Tremendous amount of studies were carried out in order to produce an ideal
biomaterial as a scaffold for cell transplantation. In recent studies, carbon
nanotubes (CNT) were identified as a novel scaffold array due to their unique
physical, chemical and electrical properties among the other biomaterials.The
effect of estrogen hormone on the regulation of MSC maintenance, proliferation
and differentiation was reported. However, its role in maintenance of MSCs on
scaffold materials such as CNTs and the genetic and epigenetic regulation of
MSC differentiation have not fully been elucidated. Therefore our aim was to
examine the possible role of estrogen in the MSCs’ maintenance seeded on
CNT surfaces and genetic and epigenetic regulation of the key transcription factors involved in adipogenic, osteogenic and chondrogenic differentiaton of
MSCs. Our results revealed the enhanced effect of estrogen on the viability of
MCSs which were seeded and incubated on multiwalled carbon nanotubes
(MWCNT). In addition we demonstrated that passaging causes decrease of cell
viability and the number of attached cells on CNT materials.

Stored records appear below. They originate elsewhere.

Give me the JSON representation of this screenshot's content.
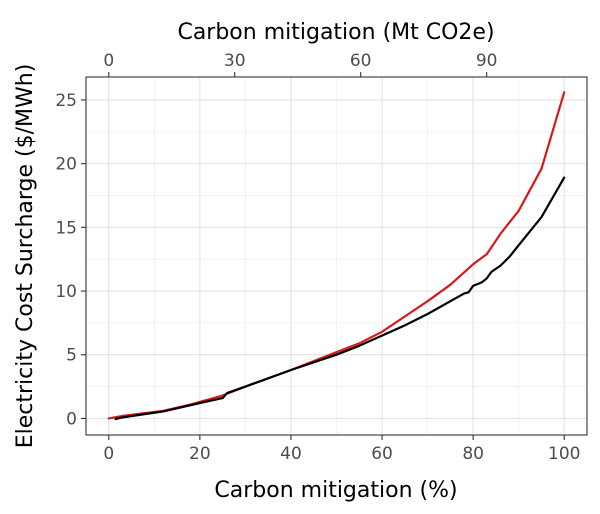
{
  "chart_data": {
    "type": "line",
    "xlabel": "Carbon mitigation (%)",
    "x2label": "Carbon mitigation (Mt CO2e)",
    "ylabel": "Electricity Cost Surcharge ($/MWh)",
    "xlim": [
      -5,
      105
    ],
    "x2lim": [
      -5.42,
      113.9
    ],
    "ylim": [
      -1.3,
      26.8
    ],
    "x_ticks": [
      0,
      20,
      40,
      60,
      80,
      100
    ],
    "x_tick_labels": [
      "0",
      "20",
      "40",
      "60",
      "80",
      "100"
    ],
    "x2_ticks": [
      0,
      30,
      60,
      90
    ],
    "x2_tick_labels": [
      "0",
      "30",
      "60",
      "90"
    ],
    "y_ticks": [
      0,
      5,
      10,
      15,
      20,
      25
    ],
    "y_tick_labels": [
      "0",
      "5",
      "10",
      "15",
      "20",
      "25"
    ],
    "grid": true,
    "series": [
      {
        "name": "red",
        "color": "#d7191c",
        "points": [
          [
            0,
            0
          ],
          [
            3,
            0.2
          ],
          [
            12,
            0.6
          ],
          [
            18,
            1.1
          ],
          [
            25,
            1.8
          ],
          [
            30,
            2.5
          ],
          [
            40,
            3.8
          ],
          [
            50,
            5.2
          ],
          [
            55,
            5.9
          ],
          [
            60,
            6.8
          ],
          [
            65,
            8.0
          ],
          [
            70,
            9.2
          ],
          [
            75,
            10.5
          ],
          [
            80,
            12.1
          ],
          [
            83,
            12.9
          ],
          [
            86,
            14.5
          ],
          [
            90,
            16.3
          ],
          [
            95,
            19.6
          ],
          [
            100,
            25.6
          ]
        ]
      },
      {
        "name": "black",
        "color": "#000000",
        "points": [
          [
            1.5,
            -0.05
          ],
          [
            2.5,
            0.05
          ],
          [
            12,
            0.55
          ],
          [
            20,
            1.2
          ],
          [
            25,
            1.6
          ],
          [
            26,
            2.0
          ],
          [
            30,
            2.5
          ],
          [
            40,
            3.8
          ],
          [
            50,
            5.0
          ],
          [
            55,
            5.7
          ],
          [
            60,
            6.5
          ],
          [
            65,
            7.3
          ],
          [
            70,
            8.2
          ],
          [
            75,
            9.2
          ],
          [
            78,
            9.8
          ],
          [
            79,
            9.9
          ],
          [
            80,
            10.4
          ],
          [
            82,
            10.7
          ],
          [
            83,
            11.0
          ],
          [
            83.6,
            11.3
          ],
          [
            84,
            11.5
          ],
          [
            86,
            12.0
          ],
          [
            88,
            12.7
          ],
          [
            90,
            13.6
          ],
          [
            95,
            15.8
          ],
          [
            100,
            18.9
          ]
        ]
      }
    ]
  }
}
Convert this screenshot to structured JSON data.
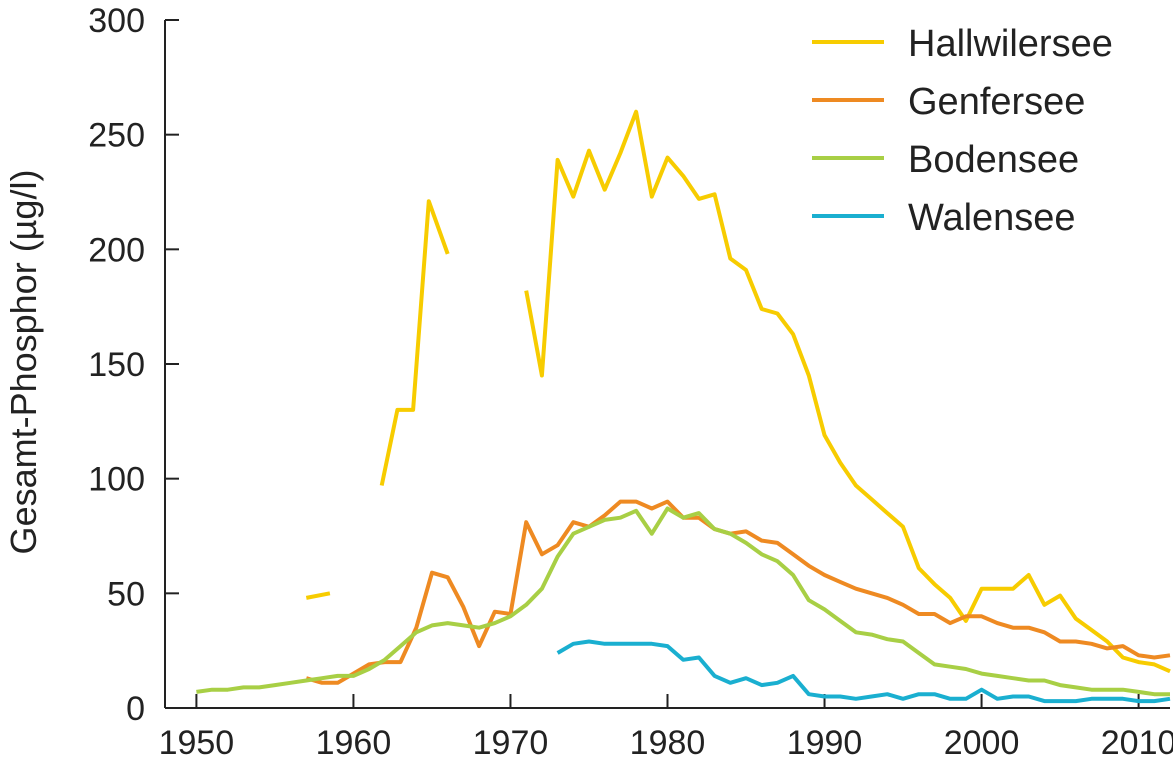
{
  "chart_data": {
    "type": "line",
    "title": "",
    "xlabel": "",
    "ylabel": "Gesamt-Phosphor (µg/l)",
    "xlim": [
      1948,
      2012
    ],
    "ylim": [
      0,
      300
    ],
    "xticks": [
      1950,
      1960,
      1970,
      1980,
      1990,
      2000,
      2010
    ],
    "yticks": [
      0,
      50,
      100,
      150,
      200,
      250,
      300
    ],
    "grid": false,
    "legend": "top-right",
    "series": [
      {
        "name": "Hallwilersee",
        "color": "#F7CC00",
        "points": [
          [
            1957,
            48
          ],
          [
            1958.5,
            50
          ],
          null,
          [
            1961.8,
            97
          ],
          [
            1962.8,
            130
          ],
          [
            1963.8,
            130
          ],
          [
            1964.8,
            221
          ],
          [
            1966,
            198
          ],
          null,
          [
            1971,
            182
          ],
          [
            1972,
            145
          ],
          [
            1973,
            239
          ],
          [
            1974,
            223
          ],
          [
            1975,
            243
          ],
          [
            1976,
            226
          ],
          [
            1977,
            242
          ],
          [
            1978,
            260
          ],
          [
            1979,
            223
          ],
          [
            1980,
            240
          ],
          [
            1981,
            232
          ],
          [
            1982,
            222
          ],
          [
            1983,
            224
          ],
          [
            1984,
            196
          ],
          [
            1985,
            191
          ],
          [
            1986,
            174
          ],
          [
            1987,
            172
          ],
          [
            1988,
            163
          ],
          [
            1989,
            145
          ],
          [
            1990,
            119
          ],
          [
            1991,
            107
          ],
          [
            1992,
            97
          ],
          [
            1993,
            91
          ],
          [
            1994,
            85
          ],
          [
            1995,
            79
          ],
          [
            1996,
            61
          ],
          [
            1997,
            54
          ],
          [
            1998,
            48
          ],
          [
            1999,
            38
          ],
          [
            2000,
            52
          ],
          [
            2001,
            52
          ],
          [
            2002,
            52
          ],
          [
            2003,
            58
          ],
          [
            2004,
            45
          ],
          [
            2005,
            49
          ],
          [
            2006,
            39
          ],
          [
            2007,
            34
          ],
          [
            2008,
            29
          ],
          [
            2009,
            22
          ],
          [
            2010,
            20
          ],
          [
            2011,
            19
          ],
          [
            2012,
            16
          ]
        ]
      },
      {
        "name": "Genfersee",
        "color": "#EE8A22",
        "points": [
          [
            1957,
            13
          ],
          [
            1958,
            11
          ],
          [
            1959,
            11
          ],
          [
            1960,
            15
          ],
          [
            1961,
            19
          ],
          [
            1962,
            20
          ],
          [
            1963,
            20
          ],
          [
            1964,
            35
          ],
          [
            1965,
            59
          ],
          [
            1966,
            57
          ],
          [
            1967,
            44
          ],
          [
            1968,
            27
          ],
          [
            1969,
            42
          ],
          [
            1970,
            41
          ],
          [
            1971,
            81
          ],
          [
            1972,
            67
          ],
          [
            1973,
            71
          ],
          [
            1974,
            81
          ],
          [
            1975,
            79
          ],
          [
            1976,
            84
          ],
          [
            1977,
            90
          ],
          [
            1978,
            90
          ],
          [
            1979,
            87
          ],
          [
            1980,
            90
          ],
          [
            1981,
            83
          ],
          [
            1982,
            83
          ],
          [
            1983,
            78
          ],
          [
            1984,
            76
          ],
          [
            1985,
            77
          ],
          [
            1986,
            73
          ],
          [
            1987,
            72
          ],
          [
            1988,
            67
          ],
          [
            1989,
            62
          ],
          [
            1990,
            58
          ],
          [
            1991,
            55
          ],
          [
            1992,
            52
          ],
          [
            1993,
            50
          ],
          [
            1994,
            48
          ],
          [
            1995,
            45
          ],
          [
            1996,
            41
          ],
          [
            1997,
            41
          ],
          [
            1998,
            37
          ],
          [
            1999,
            40
          ],
          [
            2000,
            40
          ],
          [
            2001,
            37
          ],
          [
            2002,
            35
          ],
          [
            2003,
            35
          ],
          [
            2004,
            33
          ],
          [
            2005,
            29
          ],
          [
            2006,
            29
          ],
          [
            2007,
            28
          ],
          [
            2008,
            26
          ],
          [
            2009,
            27
          ],
          [
            2010,
            23
          ],
          [
            2011,
            22
          ],
          [
            2012,
            23
          ]
        ]
      },
      {
        "name": "Bodensee",
        "color": "#A8CF45",
        "points": [
          [
            1950,
            7
          ],
          [
            1951,
            8
          ],
          [
            1952,
            8
          ],
          [
            1953,
            9
          ],
          [
            1954,
            9
          ],
          [
            1955,
            10
          ],
          [
            1956,
            11
          ],
          [
            1957,
            12
          ],
          [
            1958,
            13
          ],
          [
            1959,
            14
          ],
          [
            1960,
            14
          ],
          [
            1961,
            17
          ],
          [
            1962,
            21
          ],
          [
            1963,
            27
          ],
          [
            1964,
            33
          ],
          [
            1965,
            36
          ],
          [
            1966,
            37
          ],
          [
            1967,
            36
          ],
          [
            1968,
            35
          ],
          [
            1969,
            37
          ],
          [
            1970,
            40
          ],
          [
            1971,
            45
          ],
          [
            1972,
            52
          ],
          [
            1973,
            66
          ],
          [
            1974,
            76
          ],
          [
            1975,
            79
          ],
          [
            1976,
            82
          ],
          [
            1977,
            83
          ],
          [
            1978,
            86
          ],
          [
            1979,
            76
          ],
          [
            1980,
            87
          ],
          [
            1981,
            83
          ],
          [
            1982,
            85
          ],
          [
            1983,
            78
          ],
          [
            1984,
            76
          ],
          [
            1985,
            72
          ],
          [
            1986,
            67
          ],
          [
            1987,
            64
          ],
          [
            1988,
            58
          ],
          [
            1989,
            47
          ],
          [
            1990,
            43
          ],
          [
            1991,
            38
          ],
          [
            1992,
            33
          ],
          [
            1993,
            32
          ],
          [
            1994,
            30
          ],
          [
            1995,
            29
          ],
          [
            1996,
            24
          ],
          [
            1997,
            19
          ],
          [
            1998,
            18
          ],
          [
            1999,
            17
          ],
          [
            2000,
            15
          ],
          [
            2001,
            14
          ],
          [
            2002,
            13
          ],
          [
            2003,
            12
          ],
          [
            2004,
            12
          ],
          [
            2005,
            10
          ],
          [
            2006,
            9
          ],
          [
            2007,
            8
          ],
          [
            2008,
            8
          ],
          [
            2009,
            8
          ],
          [
            2010,
            7
          ],
          [
            2011,
            6
          ],
          [
            2012,
            6
          ]
        ]
      },
      {
        "name": "Walensee",
        "color": "#1AAFD0",
        "points": [
          [
            1973,
            24
          ],
          [
            1974,
            28
          ],
          [
            1975,
            29
          ],
          [
            1976,
            28
          ],
          [
            1977,
            28
          ],
          [
            1978,
            28
          ],
          [
            1979,
            28
          ],
          [
            1980,
            27
          ],
          [
            1981,
            21
          ],
          [
            1982,
            22
          ],
          [
            1983,
            14
          ],
          [
            1984,
            11
          ],
          [
            1985,
            13
          ],
          [
            1986,
            10
          ],
          [
            1987,
            11
          ],
          [
            1988,
            14
          ],
          [
            1989,
            6
          ],
          [
            1990,
            5
          ],
          [
            1991,
            5
          ],
          [
            1992,
            4
          ],
          [
            1993,
            5
          ],
          [
            1994,
            6
          ],
          [
            1995,
            4
          ],
          [
            1996,
            6
          ],
          [
            1997,
            6
          ],
          [
            1998,
            4
          ],
          [
            1999,
            4
          ],
          [
            2000,
            8
          ],
          [
            2001,
            4
          ],
          [
            2002,
            5
          ],
          [
            2003,
            5
          ],
          [
            2004,
            3
          ],
          [
            2005,
            3
          ],
          [
            2006,
            3
          ],
          [
            2007,
            4
          ],
          [
            2008,
            4
          ],
          [
            2009,
            4
          ],
          [
            2010,
            3
          ],
          [
            2011,
            3
          ],
          [
            2012,
            4
          ]
        ]
      }
    ]
  }
}
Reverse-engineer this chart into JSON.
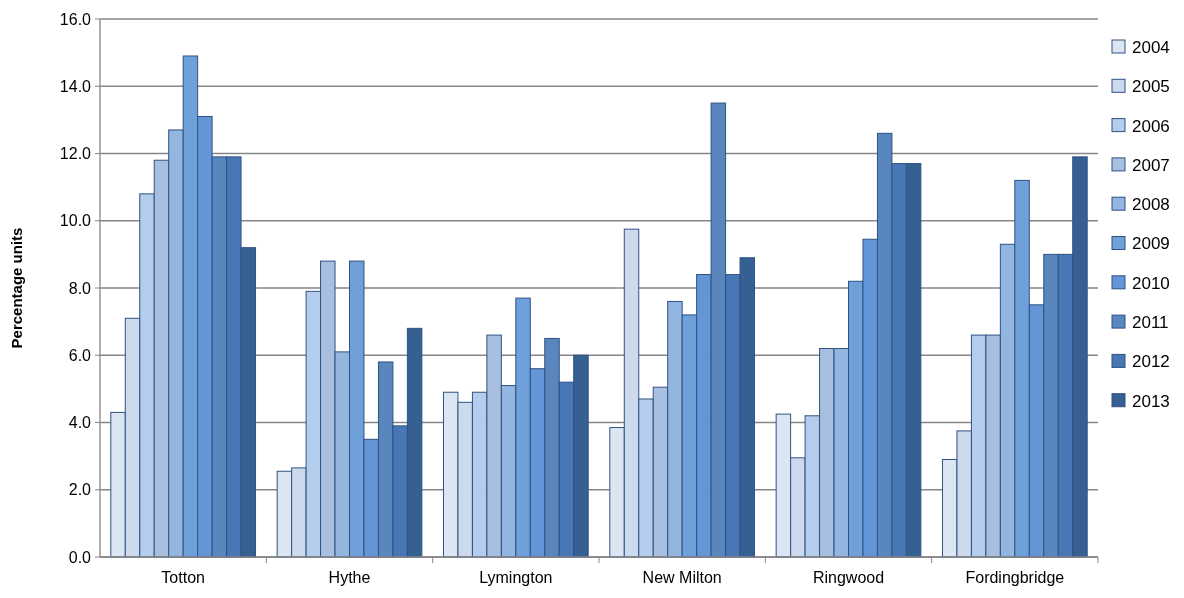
{
  "chart_data": {
    "type": "bar",
    "ylabel": "Percentage units",
    "categories": [
      "Totton",
      "Hythe",
      "Lymington",
      "New Milton",
      "Ringwood",
      "Fordingbridge"
    ],
    "series": [
      {
        "name": "2004",
        "color": "#dce6f2",
        "values": [
          4.3,
          2.55,
          4.9,
          3.85,
          4.25,
          2.9
        ]
      },
      {
        "name": "2005",
        "color": "#cdd9ec",
        "values": [
          7.1,
          2.65,
          4.6,
          9.75,
          2.95,
          3.75
        ]
      },
      {
        "name": "2006",
        "color": "#b5cdec",
        "values": [
          10.8,
          7.9,
          4.9,
          4.7,
          4.2,
          6.6
        ]
      },
      {
        "name": "2007",
        "color": "#a9bfdf",
        "values": [
          11.8,
          8.8,
          6.6,
          5.05,
          6.2,
          6.6
        ]
      },
      {
        "name": "2008",
        "color": "#93b6e1",
        "values": [
          12.7,
          6.1,
          5.1,
          7.6,
          6.2,
          9.3
        ]
      },
      {
        "name": "2009",
        "color": "#6fa0da",
        "values": [
          14.9,
          8.8,
          7.7,
          7.2,
          8.2,
          11.2
        ]
      },
      {
        "name": "2010",
        "color": "#6495d7",
        "values": [
          13.1,
          3.5,
          5.6,
          8.4,
          9.45,
          7.5
        ]
      },
      {
        "name": "2011",
        "color": "#5a86be",
        "values": [
          11.9,
          5.8,
          6.5,
          13.5,
          12.6,
          9.0
        ]
      },
      {
        "name": "2012",
        "color": "#4877b5",
        "values": [
          11.9,
          3.9,
          5.2,
          8.4,
          11.7,
          9.0
        ]
      },
      {
        "name": "2013",
        "color": "#365f92",
        "values": [
          9.2,
          6.8,
          6.0,
          8.9,
          11.7,
          11.9
        ]
      }
    ],
    "ylim": [
      0,
      16
    ],
    "yticks": [
      {
        "value": 0,
        "label": "0.0"
      },
      {
        "value": 2,
        "label": "2.0"
      },
      {
        "value": 4,
        "label": "4.0"
      },
      {
        "value": 6,
        "label": "6.0"
      },
      {
        "value": 8,
        "label": "8.0"
      },
      {
        "value": 10,
        "label": "10.0"
      },
      {
        "value": 12,
        "label": "12.0"
      },
      {
        "value": 14,
        "label": "14.0"
      },
      {
        "value": 16,
        "label": "16.0"
      }
    ],
    "grid": "y",
    "legend": "right"
  }
}
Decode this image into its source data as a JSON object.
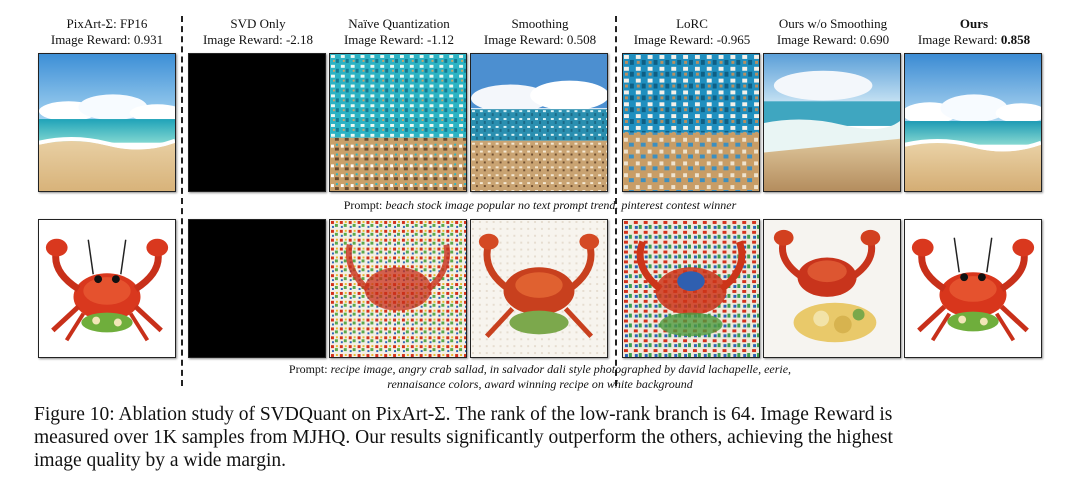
{
  "columns": [
    {
      "title": "PixArt-Σ: FP16",
      "reward_label": "Image Reward:",
      "reward": "0.931"
    },
    {
      "title": "SVD Only",
      "reward_label": "Image Reward:",
      "reward": "-2.18"
    },
    {
      "title": "Naïve Quantization",
      "reward_label": "Image Reward:",
      "reward": "-1.12"
    },
    {
      "title": "Smoothing",
      "reward_label": "Image Reward:",
      "reward": "0.508"
    },
    {
      "title": "LoRC",
      "reward_label": "Image Reward:",
      "reward": "-0.965"
    },
    {
      "title": "Ours w/o Smoothing",
      "reward_label": "Image Reward:",
      "reward": "0.690"
    },
    {
      "title": "Ours",
      "reward_label": "Image Reward:",
      "reward": "0.858"
    }
  ],
  "prompts": [
    {
      "label": "Prompt:",
      "text": "beach stock image popular no text prompt trend. pinterest contest winner"
    },
    {
      "label": "Prompt:",
      "text": "recipe image, angry crab sallad, in salvador dali style photographed by david lachapelle, eerie,",
      "text2": "rennaisance colors, award winning recipe on white background"
    }
  ],
  "caption": {
    "line1": "Figure 10: Ablation study of SVDQuant on PixArt-Σ. The rank of the low-rank branch is 64. Image Reward is",
    "line2": "measured over 1K samples from MJHQ. Our results significantly outperform the others, achieving the highest",
    "line3": "image quality by a wide margin."
  }
}
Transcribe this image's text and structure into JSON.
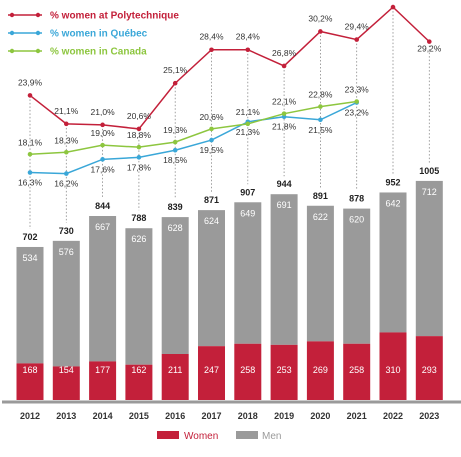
{
  "chart_data": {
    "type": "bar",
    "title": "",
    "xlabel": "",
    "ylabel": "",
    "categories": [
      "2012",
      "2013",
      "2014",
      "2015",
      "2016",
      "2017",
      "2018",
      "2019",
      "2020",
      "2021",
      "2022",
      "2023"
    ],
    "stacked_bars": {
      "series": [
        {
          "name": "Women",
          "color": "#c3203a",
          "values": [
            168,
            154,
            177,
            162,
            211,
            247,
            258,
            253,
            269,
            258,
            310,
            293
          ]
        },
        {
          "name": "Men",
          "color": "#9a9a9a",
          "values": [
            534,
            576,
            667,
            626,
            628,
            624,
            649,
            691,
            622,
            620,
            642,
            712
          ]
        }
      ],
      "totals": [
        702,
        730,
        844,
        788,
        839,
        871,
        907,
        944,
        891,
        878,
        952,
        1005
      ]
    },
    "lines": [
      {
        "name": "% women at Polytechnique",
        "color": "#c3203a",
        "values": [
          23.9,
          21.1,
          21.0,
          20.6,
          25.1,
          28.4,
          28.4,
          26.8,
          30.2,
          29.4,
          32.6,
          29.2
        ],
        "labels": [
          "23,9%",
          "21,1%",
          "21,0%",
          "20,6%",
          "25,1%",
          "28,4%",
          "28,4%",
          "26,8%",
          "30,2%",
          "29,4%",
          "32,6%",
          "29,2%"
        ]
      },
      {
        "name": "% women in Québec",
        "color": "#3aa7d8",
        "values": [
          16.3,
          16.2,
          17.6,
          17.8,
          18.5,
          19.5,
          21.3,
          21.8,
          21.5,
          23.2,
          null,
          null
        ],
        "labels": [
          "16,3%",
          "16,2%",
          "17,6%",
          "17,8%",
          "18,5%",
          "19,5%",
          "21,3%",
          "21,8%",
          "21,5%",
          "23,2%",
          "",
          ""
        ]
      },
      {
        "name": "% women in Canada",
        "color": "#8dc63f",
        "values": [
          18.1,
          18.3,
          19.0,
          18.8,
          19.3,
          20.6,
          21.1,
          22.1,
          22.8,
          23.3,
          null,
          null
        ],
        "labels": [
          "18,1%",
          "18,3%",
          "19,0%",
          "18,8%",
          "19,3%",
          "20,6%",
          "21,1%",
          "22,1%",
          "22,8%",
          "23,3%",
          "",
          ""
        ]
      }
    ],
    "legend": {
      "lines_placement": "top-left",
      "bars_placement": "bottom",
      "bar_entries": [
        "Women",
        "Men"
      ]
    },
    "grid": false
  }
}
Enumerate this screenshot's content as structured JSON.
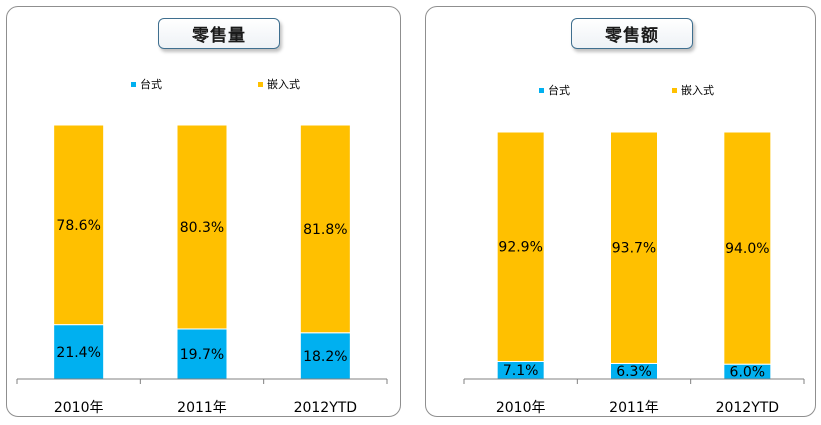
{
  "colors": {
    "desktop": "#00b0f0",
    "embedded": "#ffc000",
    "axis": "#808080",
    "text": "#000000"
  },
  "chart_data": [
    {
      "type": "bar",
      "stacked": true,
      "percent": true,
      "title": "零售量",
      "categories": [
        "2010年",
        "2011年",
        "2012YTD"
      ],
      "series": [
        {
          "name": "台式",
          "values": [
            21.4,
            19.7,
            18.2
          ],
          "labels": [
            "21.4%",
            "19.7%",
            "18.2%"
          ]
        },
        {
          "name": "嵌入式",
          "values": [
            78.6,
            80.3,
            81.8
          ],
          "labels": [
            "78.6%",
            "80.3%",
            "81.8%"
          ]
        }
      ],
      "ylim": [
        0,
        100
      ],
      "legend": "top",
      "grid": false
    },
    {
      "type": "bar",
      "stacked": true,
      "percent": true,
      "title": "零售额",
      "categories": [
        "2010年",
        "2011年",
        "2012YTD"
      ],
      "series": [
        {
          "name": "台式",
          "values": [
            7.1,
            6.3,
            6.0
          ],
          "labels": [
            "7.1%",
            "6.3%",
            "6.0%"
          ]
        },
        {
          "name": "嵌入式",
          "values": [
            92.9,
            93.7,
            94.0
          ],
          "labels": [
            "92.9%",
            "93.7%",
            "94.0%"
          ]
        }
      ],
      "ylim": [
        0,
        100
      ],
      "legend": "top",
      "grid": false
    }
  ]
}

We have also
shown the effect of estrogen on the epigenetic and genetic regulation of MSC
differentiation. Estrogen treatment decreased the expression of major
adipogenic transcription factors; C/EBPα, FABP4, PPARγ, Adipsin and
increased key osteogenic transcription factor RUNX2 in MSCs from both
normal female and ovariectomized rats, suggesting inhibitory and stimulatory
effect of estrogen on adipogenesis and osteogenesis respectively. We have also
shown that the subcellular localization of PPARγ and ETS1 is changed in
response to estrogen deficiency. Among modified histones, we found that
H3K27me2, H3K27me3 and H3K36me2 protein levels were reduced after
estrogen treatment both in female and ovariectomized animals. In addition,
ChIP analysis showed that estrogen treatment caused an increase in
H3K27me2, H3K27me3 and ERα levels at the promoters of C/EBPα, FABP4,
PPARγ, Adipsin and RUNX2. Bisulfite sequencing analysis revealed that in
the absence of estrogen, DNA hypermethylation was established in C/EBPα and
PPARγ promoters whereas in ERα promoters CpG hypomethylation was
observed after estrogen treatment. In conclusion, estrogen causes epigenetic and
genetic changes in maintenace and differentiation of MSCs. Understanding the effect of estrogen on the genetic and epigenetic regulation of the major
transcription factors may lead to clues for new treatment in chronic diseases
such as obesity, osteoporosis and ostearthiritis.